Marionettist Daniel Llords and the 12-year-old Mozart stole the show at The Barns of Wolf Trap Saturday night, when the Wolf Trap Chamber Players made their debut under conductor Miran Kojian. Llords' engaging production of Mozart's first opera, "Bastien et Bastienne," originally conceived for marionettes, echoed perfectly the freshness and charm of the young composer's music.

The opera contains fascinating foreshadowings of both the mature Mozart and, in the prelude, of the opening theme from Beethoven's "Eroica" Symphony. An able trio of former Wolf Trap Opera Company singers joined Llords in projecting with infectious good humor the simple drama of two lovers who quarrel and then make up. Soprano Virginia Boomer's polished sound and melodic finesse were particularly strong assets, along with the vocal assurance of bass Robert Ferrier and the pleasing timbre of tenor Rodney Miller. Llords capped a stream of theatrical inventiveness by introducing a wedding cake from a miniature trap door to serve as a platform for the reunited lovers. The cake rose in one tier after another to match their soaring bliss in the final duet.

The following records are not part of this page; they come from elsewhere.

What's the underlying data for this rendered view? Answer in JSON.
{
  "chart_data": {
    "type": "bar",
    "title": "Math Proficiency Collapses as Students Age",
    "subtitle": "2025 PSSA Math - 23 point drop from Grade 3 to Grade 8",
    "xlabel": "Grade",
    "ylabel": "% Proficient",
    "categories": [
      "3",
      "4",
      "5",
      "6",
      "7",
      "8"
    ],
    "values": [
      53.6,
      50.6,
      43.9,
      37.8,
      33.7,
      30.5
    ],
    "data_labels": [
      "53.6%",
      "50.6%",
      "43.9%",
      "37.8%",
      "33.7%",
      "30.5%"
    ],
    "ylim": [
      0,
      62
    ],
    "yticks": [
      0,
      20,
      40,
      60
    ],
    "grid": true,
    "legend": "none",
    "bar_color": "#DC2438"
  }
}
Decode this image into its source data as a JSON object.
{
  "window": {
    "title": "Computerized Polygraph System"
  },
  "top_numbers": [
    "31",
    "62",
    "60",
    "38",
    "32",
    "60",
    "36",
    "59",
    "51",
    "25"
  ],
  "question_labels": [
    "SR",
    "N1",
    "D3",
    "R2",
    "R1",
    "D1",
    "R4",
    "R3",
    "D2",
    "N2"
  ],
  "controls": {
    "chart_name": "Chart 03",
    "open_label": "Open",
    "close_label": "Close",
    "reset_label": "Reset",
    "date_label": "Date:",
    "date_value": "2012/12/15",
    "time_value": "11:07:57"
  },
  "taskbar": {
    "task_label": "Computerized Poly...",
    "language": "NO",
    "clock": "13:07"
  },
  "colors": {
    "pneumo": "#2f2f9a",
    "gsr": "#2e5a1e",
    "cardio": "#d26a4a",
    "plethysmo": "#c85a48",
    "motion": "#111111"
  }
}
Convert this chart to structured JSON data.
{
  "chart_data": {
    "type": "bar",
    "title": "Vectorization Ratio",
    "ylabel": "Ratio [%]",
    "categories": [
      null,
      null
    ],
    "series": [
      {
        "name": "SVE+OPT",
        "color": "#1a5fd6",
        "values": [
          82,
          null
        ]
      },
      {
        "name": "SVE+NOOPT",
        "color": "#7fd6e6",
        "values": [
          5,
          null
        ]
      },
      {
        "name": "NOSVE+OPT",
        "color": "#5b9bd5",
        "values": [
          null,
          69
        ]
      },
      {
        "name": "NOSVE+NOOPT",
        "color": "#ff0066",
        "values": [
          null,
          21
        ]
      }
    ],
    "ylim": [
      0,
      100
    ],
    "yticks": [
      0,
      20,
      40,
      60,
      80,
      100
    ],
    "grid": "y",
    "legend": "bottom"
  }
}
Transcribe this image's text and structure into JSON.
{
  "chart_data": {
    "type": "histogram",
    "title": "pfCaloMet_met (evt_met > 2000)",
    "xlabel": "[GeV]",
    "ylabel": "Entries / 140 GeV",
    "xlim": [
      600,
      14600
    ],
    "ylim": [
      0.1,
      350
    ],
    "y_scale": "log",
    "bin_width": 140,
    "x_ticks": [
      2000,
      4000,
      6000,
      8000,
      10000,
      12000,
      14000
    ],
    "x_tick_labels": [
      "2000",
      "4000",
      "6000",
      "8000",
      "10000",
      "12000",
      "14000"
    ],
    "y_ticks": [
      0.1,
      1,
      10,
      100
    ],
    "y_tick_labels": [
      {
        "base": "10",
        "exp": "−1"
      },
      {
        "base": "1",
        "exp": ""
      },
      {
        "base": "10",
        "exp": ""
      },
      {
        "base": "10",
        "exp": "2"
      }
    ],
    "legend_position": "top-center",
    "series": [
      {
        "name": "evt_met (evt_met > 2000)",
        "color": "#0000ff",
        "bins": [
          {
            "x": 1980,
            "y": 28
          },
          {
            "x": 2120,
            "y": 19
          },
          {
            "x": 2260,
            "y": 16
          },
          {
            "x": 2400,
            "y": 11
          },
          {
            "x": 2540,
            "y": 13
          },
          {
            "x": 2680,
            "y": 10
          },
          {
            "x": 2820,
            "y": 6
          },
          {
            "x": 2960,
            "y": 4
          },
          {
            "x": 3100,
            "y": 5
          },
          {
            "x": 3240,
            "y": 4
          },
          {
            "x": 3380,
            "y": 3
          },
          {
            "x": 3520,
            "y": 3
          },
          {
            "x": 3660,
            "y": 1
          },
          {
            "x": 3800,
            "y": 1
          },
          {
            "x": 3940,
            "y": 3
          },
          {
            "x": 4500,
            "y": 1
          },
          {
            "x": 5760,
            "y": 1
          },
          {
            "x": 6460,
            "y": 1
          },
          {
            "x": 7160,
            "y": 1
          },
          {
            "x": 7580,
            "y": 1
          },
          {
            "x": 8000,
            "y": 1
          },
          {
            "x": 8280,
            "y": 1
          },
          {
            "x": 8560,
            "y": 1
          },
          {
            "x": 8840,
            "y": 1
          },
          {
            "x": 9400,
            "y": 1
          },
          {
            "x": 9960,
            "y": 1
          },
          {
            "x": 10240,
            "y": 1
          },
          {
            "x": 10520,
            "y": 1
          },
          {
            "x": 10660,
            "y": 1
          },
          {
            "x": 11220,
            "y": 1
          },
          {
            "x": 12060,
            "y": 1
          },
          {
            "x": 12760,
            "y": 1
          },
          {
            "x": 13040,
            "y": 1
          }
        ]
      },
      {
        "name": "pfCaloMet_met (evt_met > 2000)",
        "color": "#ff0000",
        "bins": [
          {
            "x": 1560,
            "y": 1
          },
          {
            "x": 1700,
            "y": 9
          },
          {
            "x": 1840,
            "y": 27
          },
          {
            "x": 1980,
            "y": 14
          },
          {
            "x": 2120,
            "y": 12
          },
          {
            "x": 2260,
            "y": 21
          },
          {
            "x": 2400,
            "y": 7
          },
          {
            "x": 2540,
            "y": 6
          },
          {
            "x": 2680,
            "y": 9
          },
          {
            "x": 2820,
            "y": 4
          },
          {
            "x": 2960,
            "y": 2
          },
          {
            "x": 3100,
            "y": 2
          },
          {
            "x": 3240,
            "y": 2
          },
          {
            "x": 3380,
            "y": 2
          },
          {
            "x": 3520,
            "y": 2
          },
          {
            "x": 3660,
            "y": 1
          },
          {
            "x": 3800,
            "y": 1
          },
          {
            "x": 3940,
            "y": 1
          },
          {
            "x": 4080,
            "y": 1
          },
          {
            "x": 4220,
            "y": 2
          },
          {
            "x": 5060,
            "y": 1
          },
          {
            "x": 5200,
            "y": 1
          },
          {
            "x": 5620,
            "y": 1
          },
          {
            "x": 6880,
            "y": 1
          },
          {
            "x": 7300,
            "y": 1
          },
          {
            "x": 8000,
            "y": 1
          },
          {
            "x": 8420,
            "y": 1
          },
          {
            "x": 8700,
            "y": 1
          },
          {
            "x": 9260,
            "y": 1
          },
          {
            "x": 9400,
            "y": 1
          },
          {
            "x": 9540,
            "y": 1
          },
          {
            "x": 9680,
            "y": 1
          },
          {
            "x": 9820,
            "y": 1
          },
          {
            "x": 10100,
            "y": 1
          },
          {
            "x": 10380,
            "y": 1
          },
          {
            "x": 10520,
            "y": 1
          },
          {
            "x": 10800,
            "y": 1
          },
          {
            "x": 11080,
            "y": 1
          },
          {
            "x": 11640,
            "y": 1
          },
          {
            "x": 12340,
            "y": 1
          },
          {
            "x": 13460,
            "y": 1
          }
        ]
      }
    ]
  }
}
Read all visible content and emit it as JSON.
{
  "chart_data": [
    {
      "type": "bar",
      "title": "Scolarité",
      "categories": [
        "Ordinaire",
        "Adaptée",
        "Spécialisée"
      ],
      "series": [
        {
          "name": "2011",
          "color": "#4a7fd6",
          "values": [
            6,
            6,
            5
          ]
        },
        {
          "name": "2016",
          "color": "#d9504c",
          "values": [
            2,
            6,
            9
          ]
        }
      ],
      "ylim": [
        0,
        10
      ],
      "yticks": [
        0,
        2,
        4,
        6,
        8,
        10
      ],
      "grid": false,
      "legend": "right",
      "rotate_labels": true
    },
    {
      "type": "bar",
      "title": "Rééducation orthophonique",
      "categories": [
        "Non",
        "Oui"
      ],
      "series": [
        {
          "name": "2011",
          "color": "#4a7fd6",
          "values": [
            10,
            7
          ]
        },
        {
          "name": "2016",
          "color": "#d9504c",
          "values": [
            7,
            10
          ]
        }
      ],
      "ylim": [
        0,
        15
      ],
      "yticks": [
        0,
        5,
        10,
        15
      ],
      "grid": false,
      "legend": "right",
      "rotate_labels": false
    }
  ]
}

Despite the obvious good will of the players, most of whom are fellow National Symphony members, conductor Kojian conveyed little more than the surface energy of the opening orchestral selections. Bach's Third Brandenburg Concerto needed more precise articulation and greater unity of ensemble sound. Haydn's Symphony No. 47 revealed Kojian's responsiveness to the grace of the classical style, especially in the second movement, but the intrepretation lacked backbone. The hall itself proved once again highly conducive to music on the chamber scale.